Some industry participants and academics are pushing to improve the
Monte Carlo tools' ability to highlight the risk of major market
slides.

<rest of article at link>

My comment: the standard deviation of daily stock market returns
varies drastically over time, by perhaps a factor of 8 -- annualized
volatility of daily returns has ranged from 10% to 80% (experienced in
October and November 2008), as is reflected by the VIX index. To be
more realistic, Monte Carlo simulations should incorporate "stochastic
volatility".


Posted by FranksPlace2 on May 4, 2009, 8:52 am

> Some industry participants and academics are pushing to improve the
> Monte Carlo tools' ability to highlight the risk of major market
> slides.
>

Monte Carlo simulates random events. The housing mess is the result
of a bunch of crooks selling homes to people who couldn't afford them
combined with "insurance" that had no reserve.

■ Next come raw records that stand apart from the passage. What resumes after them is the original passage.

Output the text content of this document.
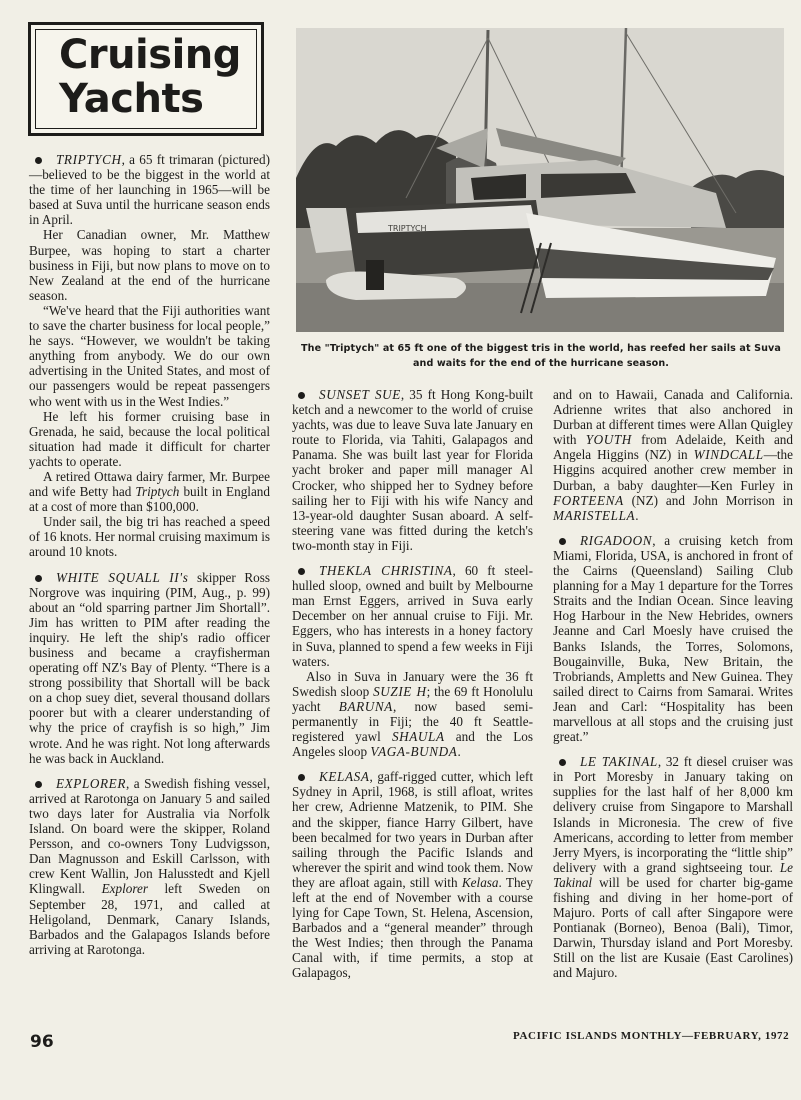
Cruising
Yachts
TRIPTYCH
The "Triptych" at 65 ft one of the biggest tris in the world, has reefed her sails at Suva and waits for the end of the hurricane season.

TRIPTYCH, a 65 ft trimaran (pictured)—believed to be the biggest in the world at the time of her launching in 1965—will be based at Suva until the hurricane season ends in April.

Her Canadian owner, Mr. Matthew Burpee, was hoping to start a charter business in Fiji, but now plans to move on to New Zealand at the end of the hurricane season.

“We've heard that the Fiji authorities want to save the charter business for local people,” he says. “However, we wouldn't be taking anything from anybody. We do our own advertising in the United States, and most of our passengers would be repeat passengers who went with us in the West Indies.”

He left his former cruising base in Grenada, he said, because the local political situation had made it difficult for charter yachts to operate.

A retired Ottawa dairy farmer, Mr. Burpee and wife Betty had Triptych built in England at a cost of more than $100,000.

Under sail, the big tri has reached a speed of 16 knots. Her normal cruising maximum is around 10 knots.

WHITE SQUALL II's skipper Ross Norgrove was inquiring (PIM, Aug., p. 99) about an “old sparring partner Jim Shortall”. Jim has written to PIM after reading the inquiry. He left the ship's radio officer business and became a crayfisherman operating off NZ's Bay of Plenty. “There is a strong possibility that Shortall will be back on a chop suey diet, several thousand dollars poorer but with a clearer understanding of why the price of crayfish is so high,” Jim wrote. And he was right. Not long afterwards he was back in Auckland.

EXPLORER, a Swedish fishing vessel, arrived at Rarotonga on January 5 and sailed two days later for Australia via Norfolk Island. On board were the skipper, Roland Persson, and co-owners Tony Ludvigsson, Dan Magnusson and Eskill Carlsson, with crew Kent Wallin, Jon Halusstedt and Kjell Klingwall. Explorer left Sweden on September 28, 1971, and called at Heligoland, Denmark, Canary Islands, Barbados and the Galapagos Islands before arriving at Rarotonga.

SUNSET SUE, 35 ft Hong Kong-built ketch and a newcomer to the world of cruise yachts, was due to leave Suva late January en route to Florida, via Tahiti, Galapagos and Panama. She was built last year for Florida yacht broker and paper mill manager Al Crocker, who shipped her to Sydney before sailing her to Fiji with his wife Nancy and 13-year-old daughter Susan aboard. A self-steering vane was fitted during the ketch's two-month stay in Fiji.

THEKLA CHRISTINA, 60 ft steel-hulled sloop, owned and built by Melbourne man Ernst Eggers, arrived in Suva early December on her annual cruise to Fiji. Mr. Eggers, who has interests in a honey factory in Suva, planned to spend a few weeks in Fiji waters.

Also in Suva in January were the 36 ft Swedish sloop SUZIE H; the 69 ft Honolulu yacht BARUNA, now based semi-permanently in Fiji; the 40 ft Seattle-registered yawl SHAULA and the Los Angeles sloop VAGA-BUNDA.

KELASA, gaff-rigged cutter, which left Sydney in April, 1968, is still afloat, writes her crew, Adrienne Matzenik, to PIM. She and the skipper, fiance Harry Gilbert, have been becalmed for two years in Durban after sailing through the Pacific Islands and wherever the spirit and wind took them. Now they are afloat again, still with Kelasa. They left at the end of November with a course lying for Cape Town, St. Helena, Ascension, Barbados and a “general meander” through the West Indies; then through the Panama Canal with, if time permits, a stop at Galapagos,

and on to Hawaii, Canada and California. Adrienne writes that also anchored in Durban at different times were Allan Quigley with YOUTH from Adelaide, Keith and Angela Higgins (NZ) in WINDCALL—the Higgins acquired another crew member in Durban, a baby daughter—Ken Furley in FORTEENA (NZ) and John Morrison in MARISTELLA.

RIGADOON, a cruising ketch from Miami, Florida, USA, is anchored in front of the Cairns (Queensland) Sailing Club planning for a May 1 departure for the Torres Straits and the Indian Ocean. Since leaving Hog Harbour in the New Hebrides, owners Jeanne and Carl Moesly have cruised the Banks Islands, the Torres, Solomons, Bougainville, Buka, New Britain, the Trobriands, Ampletts and New Guinea. They sailed direct to Cairns from Samarai. Writes Jean and Carl: “Hospitality has been marvellous at all stops and the cruising just great.”

LE TAKINAL, 32 ft diesel cruiser was in Port Moresby in January taking on supplies for the last half of her 8,000 km delivery cruise from Singapore to Marshall Islands in Micronesia. The crew of five Americans, according to letter from member Jerry Myers, is incorporating the “little ship” delivery with a grand sightseeing tour. Le Takinal will be used for charter big-game fishing and diving in her home-port of Majuro. Ports of call after Singapore were Pontianak (Borneo), Benoa (Bali), Timor, Darwin, Thursday island and Port Moresby. Still on the list are Kusaie (East Carolines) and Majuro.

96	PACIFIC ISLANDS MONTHLY—FEBRUARY, 1972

The outcome, in hindsite, is fully deterministic.

Frank


Posted by Augustine on May 4, 2009, 11:29 am
>
> Monte Carlo simulates random events.  The housing mess is the result
> of a bunch of crooks selling homes to people who couldn't afford them
> combined with "insurance" that had no reserve.
>
> The outcome, in hindsite, is fully deterministic.

And all that was necessary was a random trigger, even an unrelated
one, in this case, high oil and food prices, was enough to make the
castle of cards crumble down. Talk about a "hind" sight...


Posted by Andrew Koenig on May 5, 2009, 1:41 pm

> My comment: the standard deviation of daily stock market returns
> varies drastically over time, by perhaps a factor of 8 -- annualized
> volatility of daily returns has ranged from 10% to 80% (experienced in
> October and November 2008), as is reflected by the VIX index. To be
> more realistic, Monte Carlo simulations should incorporate "stochastic
> volatility".

My comment is that it is a logical fallacy to apply the term "standard
deviation" to market behavior.

The argument is much more complicated than I can make in this small space,
but if you're intersted, you can learn more than you ever wanted to know
about it here:

http://www.amazon.com/Misbehavior-Markets-Fractal-Financial-Turbulence/dp/0465043577


Posted by Tad Borek on May 5, 2009, 2:25 pm
Andrew Koenig wrote:
> My comment is that it is a logical fallacy to apply the term "standard
> deviation" to market behavior.
>
> The argument is much more complicated than I can make in this small space

Agree 100%. Or as I like to put it, any list of numbers has a standard
deviation, but that doesn't mean it's meaningful.

Coincidentally I was just reading a white paper by one of the MC
vendors, that speaks of a mean absolute error of 11.5% in predicting
returns in one of the stock indices (the Nasdaq 100 - a whole issue in
itself, but that's another post). In the world of science and
engineering the methodology would then be discarded, as unworkable -
imagine you were trying to use MCS to predict the failure rate for a
part on an aircraft to determine manufacturing processes and came up
with an error like that. In finance it becomes a "best practice" in some
circles because while it's so far out of bounds as to be arguably
useless, it's slightly better than using the more-invalid "project the
past few years forward to the next year."

That said I think the technique is helpful just to illustrate variable
returns - that visual, showing all those trajectories where sometimes it
goes to $0, sometimes sky-high, and mostly in the middle. But god forbid
you then pretend that the probabilities it spits out have meaning for
decision-making. Even a layperson should be able to see the problem with
running "tens of thousands or hundreds of thousands of scenarios, which
help gauge extreme events at the tail end of the distribution." You
could run it a billion times, you're still limited by the lack of data
and (more fundamentally) the fact that "hijacked jet flies into
building" and "laws change to facilitate bad lending" and "bad guy with
bad mustache takes over Europe" and "for no apparent reason stocks drop"
can't be described using probability theory.